My father, Robert Milo Wallin (1923-1993) spent nearly all of his life thinking he was the oldest child in his family. But things aren’t always what they seem to be, particularly in genealogy.
Dad was born in Nebraska in 1923, in a hospital rather than at home—very unusual for that place and time. As the years went by, he was joined by Helen in 1926, Richard in 1927, and then little Janet in 1932.
From early childhood, a big part of Robert’s identity was his position as oldest child. He was a typical firstborn—responsible, mature, hardworking, serious—a liaison between the adults and the younger kids, trying to set a good example. (Those of you who are firstborn, as I am, know what I mean.) He went off to World War II, writing letters home to his parents and younger siblings—reassuring his parents and sisters and trying to keep his brother from ending up on the front lines like he was. (story here)
The years went by, until Dad was a businessman in his sixties, applying for a passport so he could attend a conference in London. Part of the process was obtaining a certified copy of his birth certificate—and when it arrived, there it was in black and white: “Number of children of this mother born alive and now living -1. Born alive but now dead -1.”
Dad then remembered hearing long-ago whispers among his aunts about a baby girl who died. And suddenly he understood the likely reason his mother went to a hospital when he was born (and a good thing, since he was a breach birth). Why hadn’t his older sister ever been talked about openly as he was growing up? Why wasn’t she remembered, and mourned? Probably because it wasn’t the Swedish way to “dwell on the past” or “stir up sad memories.” So, Dad let it lie, and now he is gone, too… Recently I decided it was time to find out more, if I could.
Although my father died many years ago, his youngest sister is still alive. I asked her what she knew about this mysterious child, and she said that she had heard whispers, too—but she had always been too hesitant to bring up the subject with her mother. She asked that I let her know what I found out. It seemed like I wasn’t the only one who wanted to know more.
Then I went to my favorite resource for vital records info (www.cdc.gov) and followed the instructions for obtaining old Nebraska birth and death records. No luck there, however. I was told that neither event was recorded—or if they were, the records are lost now.
I wish I could have discovered more about this little baby girl, who was my aunt. But this is one sad event from long ago that seems destined remain a mystery.

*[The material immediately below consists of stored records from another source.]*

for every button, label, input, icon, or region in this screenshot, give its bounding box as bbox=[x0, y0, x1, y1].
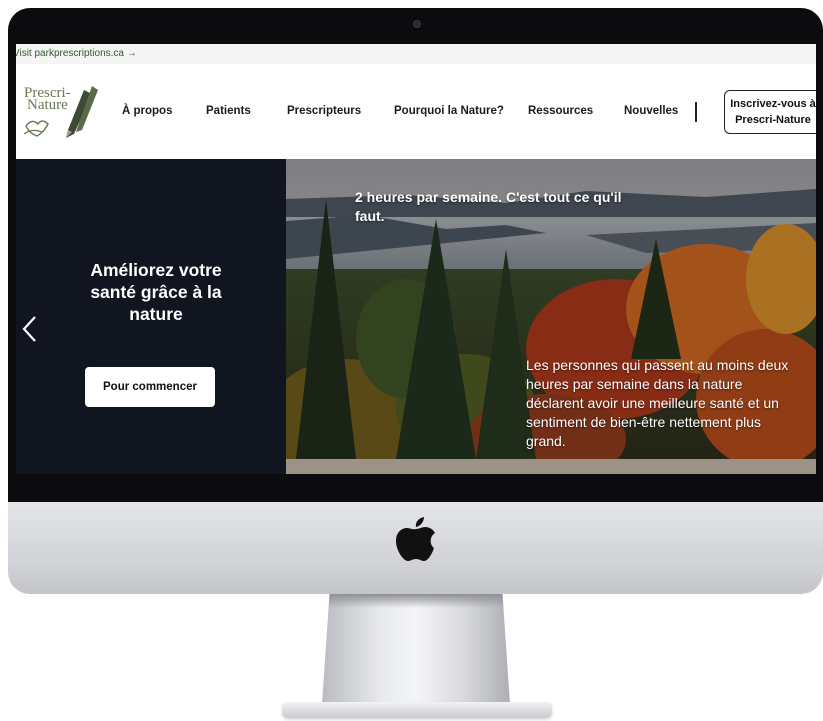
prescri-nature-logo[interactable]: Prescri- Nature bbox=[22, 84, 102, 144]
nav-item-ressources[interactable]: Ressources bbox=[528, 105, 593, 117]
parkprescriptions-link[interactable]: Visit parkprescriptions.ca → bbox=[16, 44, 137, 64]
hero-caption: 2 heures par semaine. C'est tout ce qu'i… bbox=[355, 189, 622, 224]
imac-stand bbox=[322, 594, 510, 704]
logo-text-line2: Nature bbox=[27, 97, 68, 113]
imac-stand-shadow bbox=[328, 594, 504, 608]
get-started-button[interactable]: Pour commencer bbox=[85, 367, 215, 407]
imac-base bbox=[282, 702, 552, 718]
hero-heading: Améliorez votre santé grâce à la nature bbox=[90, 260, 222, 324]
announcement-bar: Visit parkprescriptions.ca → bbox=[16, 44, 816, 64]
apple-logo-icon bbox=[396, 517, 435, 561]
nav-item-prescripteurs[interactable]: Prescripteurs bbox=[287, 105, 361, 117]
nav-item-patients[interactable]: Patients bbox=[206, 105, 251, 117]
browser-screen: Visit parkprescriptions.ca → Prescri- Na… bbox=[16, 44, 816, 474]
hero-landscape-image: 2 heures par semaine. C'est tout ce qu'i… bbox=[286, 159, 816, 474]
nav-item-a-propos[interactable]: À propos bbox=[122, 105, 172, 117]
site-header: Prescri- Nature À propos Patients Prescr… bbox=[16, 64, 816, 160]
nav-divider bbox=[695, 102, 697, 122]
signup-button[interactable]: Inscrivez-vous à Prescri-Nature bbox=[724, 90, 816, 134]
hero-body-text: Les personnes qui passent au moins deux … bbox=[526, 357, 789, 449]
nav-item-nouvelles[interactable]: Nouvelles bbox=[624, 105, 678, 117]
hero-panel: Améliorez votre santé grâce à la nature … bbox=[16, 159, 286, 474]
nav-item-pourquoi-la-nature[interactable]: Pourquoi la Nature? bbox=[394, 105, 504, 117]
camera-icon bbox=[413, 20, 421, 28]
chevron-left-icon[interactable] bbox=[21, 314, 39, 344]
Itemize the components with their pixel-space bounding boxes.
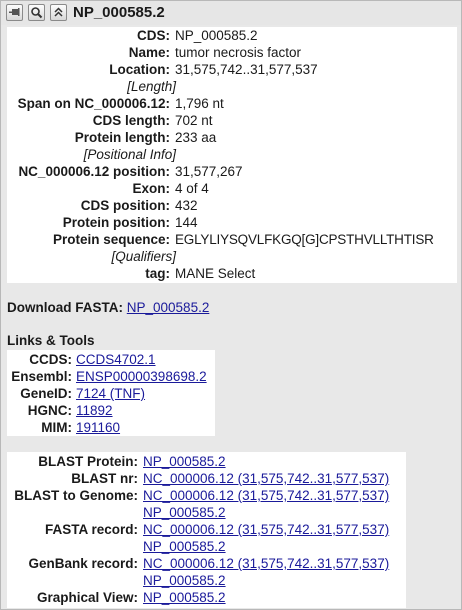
fasta-record-link-nc[interactable]: NC_000006.12 (31,575,742..31,577,537) <box>143 521 389 538</box>
hgnc-label: HGNC: <box>27 403 72 418</box>
download-fasta-link[interactable]: NP_000585.2 <box>127 300 210 315</box>
protein-position-label: Protein position: <box>62 215 170 230</box>
cds-label: CDS: <box>137 28 170 43</box>
exon-label: Exon: <box>132 181 170 196</box>
blast-nr-label: BLAST nr: <box>71 471 138 486</box>
graphical-view-label: Graphical View: <box>36 590 138 605</box>
tag-label: tag: <box>145 266 170 281</box>
blast-protein-label: BLAST Protein: <box>38 454 138 469</box>
search-button[interactable] <box>28 4 45 21</box>
genbank-record-link-nc[interactable]: NC_000006.12 (31,575,742..31,577,537) <box>143 555 389 572</box>
protein-length-label: Protein length: <box>74 130 170 145</box>
blast-genome-link-nc[interactable]: NC_000006.12 (31,575,742..31,577,537) <box>143 487 389 504</box>
protein-sequence-label: Protein sequence: <box>52 232 170 247</box>
download-fasta-row: Download FASTA: NP_000585.2 <box>7 300 209 315</box>
mim-label: MIM: <box>41 420 72 435</box>
ensembl-link[interactable]: ENSP00000398698.2 <box>76 368 207 385</box>
pin-button[interactable] <box>6 4 23 21</box>
name-value: tumor necrosis factor <box>175 45 302 60</box>
ccds-link[interactable]: CCDS4702.1 <box>76 351 156 368</box>
genbank-record-link-np[interactable]: NP_000585.2 <box>143 572 226 589</box>
cds-length-value: 702 nt <box>175 113 213 128</box>
hgnc-link[interactable]: 11892 <box>76 402 113 419</box>
qualifiers-section-header: [Qualifiers] <box>111 249 176 264</box>
span-label: Span on NC_000006.12: <box>17 96 170 111</box>
blast-genome-label: BLAST to Genome: <box>14 488 138 503</box>
tag-value: MANE Select <box>175 266 256 281</box>
ensembl-label: Ensembl: <box>11 369 72 384</box>
feature-tooltip-panel: NP_000585.2 CDS: NP_000585.2 Name: tumor… <box>0 0 462 610</box>
genbank-record-label: GenBank record: <box>28 556 138 571</box>
location-label: Location: <box>109 62 170 77</box>
nc-position-value: 31,577,267 <box>175 164 243 179</box>
cds-position-label: CDS position: <box>80 198 170 213</box>
fasta-record-label: FASTA record: <box>44 522 138 537</box>
panel-title: NP_000585.2 <box>73 4 165 21</box>
nc-position-label: NC_000006.12 position: <box>18 164 170 179</box>
download-fasta-label: Download FASTA: <box>7 300 123 315</box>
protein-length-value: 233 aa <box>175 130 217 145</box>
protein-position-value: 144 <box>175 215 198 230</box>
cds-value: NP_000585.2 <box>175 28 258 43</box>
geneid-link[interactable]: 7124 (TNF) <box>76 385 145 402</box>
ccds-label: CCDS: <box>29 352 72 367</box>
protein-sequence-value: EGLYLIYSQVLFKGQ[G]CPSTHVLLTHTISR <box>175 232 434 247</box>
cds-position-value: 432 <box>175 198 198 213</box>
name-label: Name: <box>128 45 170 60</box>
double-chevron-up-icon <box>54 7 63 17</box>
length-section-header: [Length] <box>127 79 176 94</box>
span-value: 1,796 nt <box>175 96 224 111</box>
pin-icon <box>9 8 20 16</box>
panel-titlebar: NP_000585.2 <box>1 1 461 25</box>
links-tools-heading: Links & Tools <box>7 333 95 348</box>
cds-length-label: CDS length: <box>92 113 170 128</box>
collapse-button[interactable] <box>50 4 67 21</box>
positional-section-header: [Positional Info] <box>83 147 176 162</box>
mim-link[interactable]: 191160 <box>76 419 120 436</box>
length-section-title: Length <box>130 79 173 94</box>
graphical-view-link[interactable]: NP_000585.2 <box>143 589 226 606</box>
fasta-record-link-np[interactable]: NP_000585.2 <box>143 538 226 555</box>
blast-protein-link[interactable]: NP_000585.2 <box>143 453 226 470</box>
geneid-label: GeneID: <box>20 386 72 401</box>
blast-nr-link[interactable]: NC_000006.12 (31,575,742..31,577,537) <box>143 470 389 487</box>
qualifiers-section-title: Qualifiers <box>115 249 173 264</box>
positional-section-title: Positional Info <box>87 147 173 162</box>
blast-genome-link-np[interactable]: NP_000585.2 <box>143 504 226 521</box>
exon-value: 4 of 4 <box>175 181 209 196</box>
search-icon <box>31 7 43 19</box>
location-value: 31,575,742..31,577,537 <box>175 62 318 77</box>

A few weeks after I wrote this, a generous findagrave.com volunteer named Kay Cynova traveled to Fridhem Lutheran Cemetery in Hordville, where I suspected the Wallins might be buried. (I had tried to contact the church with no success.) She found the graves of my great-grandparents, who were two of the charter members of that church—and nearby, in a second Wallin family plot, a small stone for Irene B. Wallin, 1921-1921. I feel quite certain this is the one, as my father remembered the name “Irene” being spoken in hushed tones by his aunts. At least now she has a name.